Comedie (France). Avec Jean-Paul Rouve, Sophie Quinton, Guillaume Gouix.
Produit en 2010. Distribué par Diaphana.

Synopsis

Un auteur de polars à succès enquête sur la disparition d'une starlette de province.

Photos et affiches

Critiques des professionnels

  • Première

    Racontée en voix off par la morte (comme dans Sunset Boulevard) et par l'apprenti détective (comme dans tout bon film noir), cette histoire de starlette de province joue avec le déjà-vu et friserait même le banal s'il n'y avait les digressions singulières, les hors champs surprenants et des seconds rôles joliment dessinés.
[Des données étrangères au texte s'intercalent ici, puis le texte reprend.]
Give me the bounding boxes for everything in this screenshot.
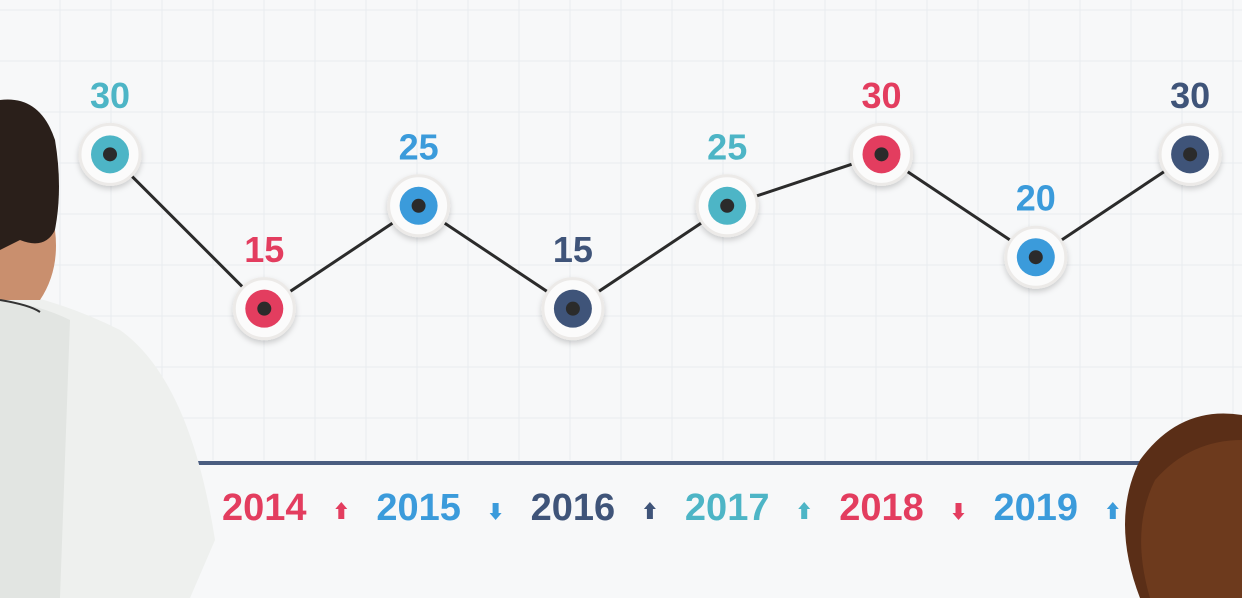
- value-label: 15: [244, 229, 284, 270]
- value-label: 30: [90, 75, 130, 116]
- value-label: 30: [1170, 75, 1210, 116]
- page: {"chart_data": {"type": "line", "categor…: [0, 0, 1242, 598]
- x-tick-label: 2015: [376, 487, 461, 529]
- point-center: [103, 147, 117, 161]
- value-label: 25: [399, 126, 439, 167]
- chart: 30 15 25 15 25 30 20 30 2014 2015 2016 2017 2018 2019: [0, 0, 1242, 598]
- value-label: 20: [1016, 178, 1056, 219]
- point-center: [1029, 250, 1043, 264]
- value-label: 15: [553, 229, 593, 270]
- point-center: [566, 302, 580, 316]
- x-tick-label: 2017: [685, 487, 770, 529]
- x-tick-label: 2019: [994, 487, 1079, 529]
- point-center: [875, 147, 889, 161]
- point-center: [257, 302, 271, 316]
- value-label: 25: [707, 126, 747, 167]
- point-center: [720, 199, 734, 213]
- x-tick-label: 2014: [222, 487, 307, 529]
- point-center: [412, 199, 426, 213]
- x-tick-label: 2016: [531, 487, 616, 529]
- point-center: [1183, 147, 1197, 161]
- value-label: 30: [861, 75, 901, 116]
- x-tick-label: 2018: [839, 487, 924, 529]
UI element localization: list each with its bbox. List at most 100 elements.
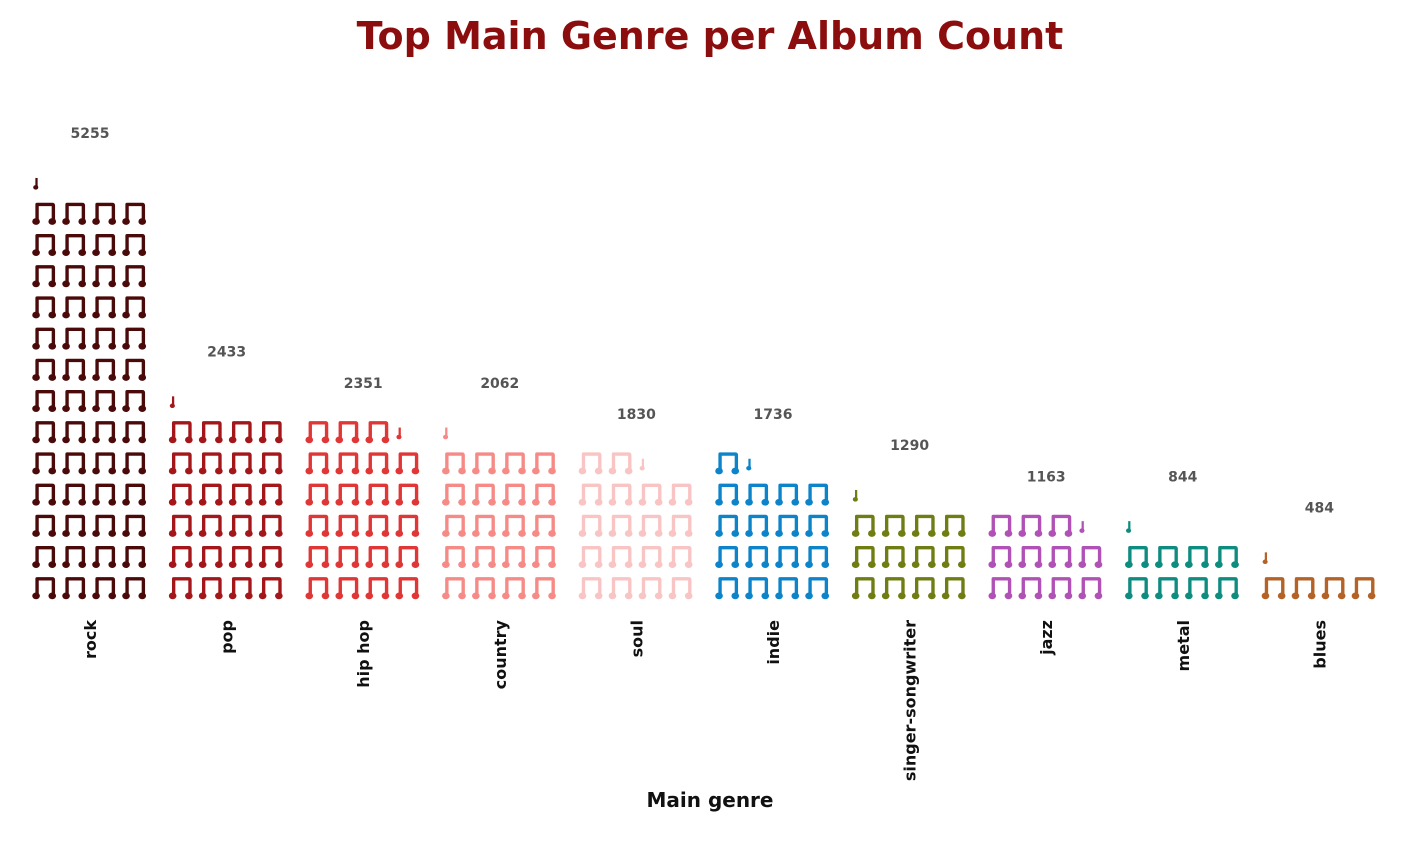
music-note-icon [443, 427, 449, 440]
music-note-icon [746, 458, 752, 471]
music-note-icon [122, 483, 147, 506]
music-note-icon [62, 452, 87, 475]
music-note-icon [62, 296, 87, 319]
music-note-icon [62, 233, 87, 257]
music-note-icon [941, 514, 966, 537]
music-note-icon [941, 577, 966, 600]
pictogram-bar-singer-songwriter [851, 489, 966, 600]
music-note-icon [32, 327, 57, 350]
music-note-icon [472, 577, 496, 600]
music-note-icon [1018, 514, 1043, 537]
music-note-icon [62, 202, 87, 225]
music-note-icon [335, 452, 360, 475]
music-note-icon [62, 265, 87, 288]
music-note-icon [745, 514, 770, 537]
music-note-icon [32, 202, 57, 225]
value-label-pop: 2433 [207, 345, 246, 361]
music-note-icon [608, 577, 633, 600]
music-note-icon [1215, 545, 1239, 569]
music-note-icon [62, 327, 87, 350]
music-note-icon [92, 577, 117, 600]
music-note-icon [62, 421, 87, 444]
music-note-icon [745, 545, 770, 569]
music-note-icon [395, 577, 420, 600]
music-note-icon [472, 545, 496, 569]
music-note-icon [1125, 577, 1149, 600]
music-note-icon [988, 545, 1013, 569]
music-note-icon [608, 452, 633, 475]
music-note-icon [32, 358, 57, 381]
category-label-rock: rock [81, 620, 100, 659]
music-note-icon [258, 483, 283, 506]
music-note-icon [32, 421, 57, 444]
music-note-icon [608, 545, 633, 569]
music-note-icon [1048, 577, 1073, 600]
music-note-icon [305, 483, 330, 506]
music-note-icon [335, 514, 360, 537]
music-note-icon [638, 483, 663, 506]
music-note-icon [715, 514, 740, 537]
music-note-icon [1048, 545, 1073, 569]
music-note-icon [122, 265, 147, 288]
value-label-blues: 484 [1305, 501, 1334, 517]
music-note-icon [578, 577, 603, 600]
music-note-icon [258, 514, 283, 537]
music-note-icon [395, 483, 420, 506]
music-note-icon [775, 483, 800, 506]
value-label-indie: 1736 [754, 407, 793, 423]
music-note-icon [532, 577, 556, 600]
music-note-icon [32, 452, 57, 475]
music-note-icon [122, 327, 147, 350]
music-note-icon [502, 514, 526, 537]
music-note-icon [198, 514, 223, 537]
music-note-icon [335, 577, 360, 600]
music-note-icon [228, 452, 253, 475]
music-note-icon [62, 577, 87, 600]
music-note-icon [365, 452, 390, 475]
music-note-icon [122, 421, 147, 444]
music-note-icon [668, 545, 693, 569]
music-note-icon [532, 545, 556, 569]
music-note-icon [442, 514, 466, 537]
music-note-icon [122, 577, 147, 600]
music-note-icon [668, 577, 693, 600]
category-label-blues: blues [1310, 620, 1329, 669]
music-note-icon [198, 483, 223, 506]
music-note-icon [122, 514, 147, 537]
music-note-icon [33, 177, 39, 190]
music-note-icon [395, 452, 420, 475]
music-note-icon [911, 514, 936, 537]
music-note-icon [1185, 577, 1209, 600]
music-note-icon [168, 452, 193, 475]
music-note-icon [305, 545, 330, 569]
labels-layer: 5255 rock 2433 pop 2351 hip hop 2062 country 183… [71, 126, 1335, 781]
music-note-icon [122, 233, 147, 257]
music-note-icon [502, 483, 526, 506]
music-note-icon [62, 514, 87, 537]
music-note-icon [228, 514, 253, 537]
music-note-icon [258, 421, 283, 444]
music-note-icon [169, 396, 175, 409]
music-note-icon [502, 452, 526, 475]
category-label-hip-hop: hip hop [354, 620, 373, 688]
music-note-icon [852, 489, 858, 502]
music-note-icon [122, 389, 147, 413]
music-note-icon [1261, 577, 1286, 600]
bars-layer [32, 177, 1376, 600]
music-note-icon [198, 577, 223, 600]
music-note-icon [638, 545, 663, 569]
music-note-icon [92, 452, 117, 475]
music-note-icon [258, 577, 283, 600]
music-note-icon [32, 296, 57, 319]
music-note-icon [1185, 545, 1209, 569]
music-note-icon [258, 452, 283, 475]
music-note-icon [775, 545, 800, 569]
music-note-icon [578, 483, 603, 506]
music-note-icon [911, 577, 936, 600]
music-note-icon [62, 358, 87, 381]
music-note-icon [608, 514, 633, 537]
music-note-icon [395, 514, 420, 537]
music-note-icon [365, 577, 390, 600]
music-note-icon [715, 577, 740, 600]
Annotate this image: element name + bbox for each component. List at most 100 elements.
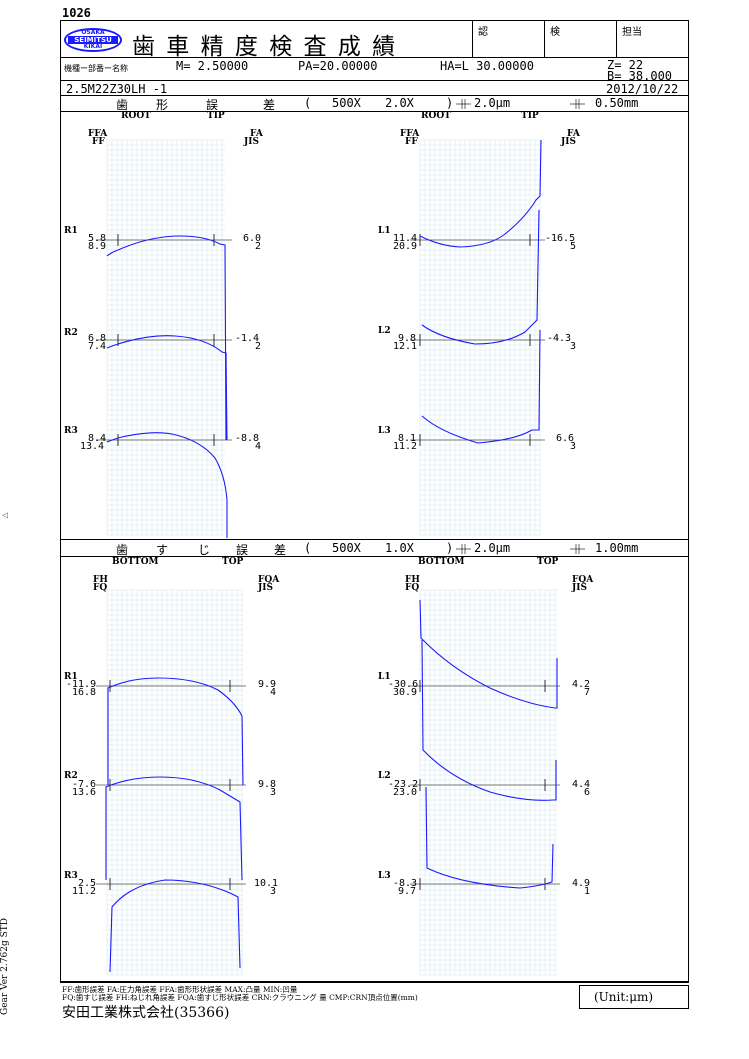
trace-lead-l3 xyxy=(425,786,554,889)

Sous un humour ravageur, de magnifiques plages d'émotion.

  • excessif.com

    Un polar décalé, admirablement porté par ses interprètes.

  • Télérama

    Dans cette comédie policière, le plus attirant a priori n'est pas le plus réussi : la reproduction, en miniature, du destin de Marilyn dans un village perdu de Franche-Comté. Si l'exécution patine, l'idée reste ­séduisante et, surtout, elle se décline : chaque personnage se projette en un modèle américain. Ce fantasme d'Amérique, Gérald Hustache-Mathieu l'assume lui-même avec humour. Il se prend malicieusement pour les frères Coen (dans la neige de Fargo), voire pour Otto Preminger. Midinette juste ce qu'il faut, il adresse à Gus Van Sant des clins d'oeil de fan transi. Mais entre deux citations, le réalisateur manifeste aussi son talent pour inscrire les personnages dans des décors de no man's land. Et pour les à-côtés de l'intrigue. La confusion des sentiments, quasi subliminale, entre l'écrivain et le flic, est typique de ces faux détails qui font les vraies bonnes séries B.

  • avoir-alire.com

    Sympathique de bout en bout, cette solide enquête policière bénéficie de l’interprétation ironique de Jean-Paul Rouve, décidément très à l’aise dans l’humour pince-sans-rire. En 2006, Gérald Hustache-Mathieu prouvait avec Avril, son premier long-métrage qu’il savait créer une ambiance en seulement quelques plans, même si l’ensemble du film n’était pas toujours à la hauteur d’un script ambitieux. Avec Poupoupidou, le réalisateur arpente les terres d’un genre balisé, à savoir le polar entièrement basé sur le whodunit (qui a commis le crime ?). Si certains plans citent délibérément le cinéma très américain de David Lynch, Poupoupidou se rapproche finalement davantage des œuvres de Guillaume Nicloux, la noirceur en moins.

  • Studio Ciné Live

    Un mélange réjouissant entre thriller, comédie et hommage élégant et subtil au film noir. Une construction dont l'indéniable maîtrise sait se faire discrète et s'effacer face au plaisir communicatif des acteurs et de leur personnage légèrement décalé. Sophie Quinton, radieuse et mélancolique, et Jean-Paul Rouve, qui tient superbement la distance, forment un duo impeccable, auquel il convient d'associer Guillaume Gouix (Belle épine) qui trouve enfin un rôle digne de son talent et de son charisme.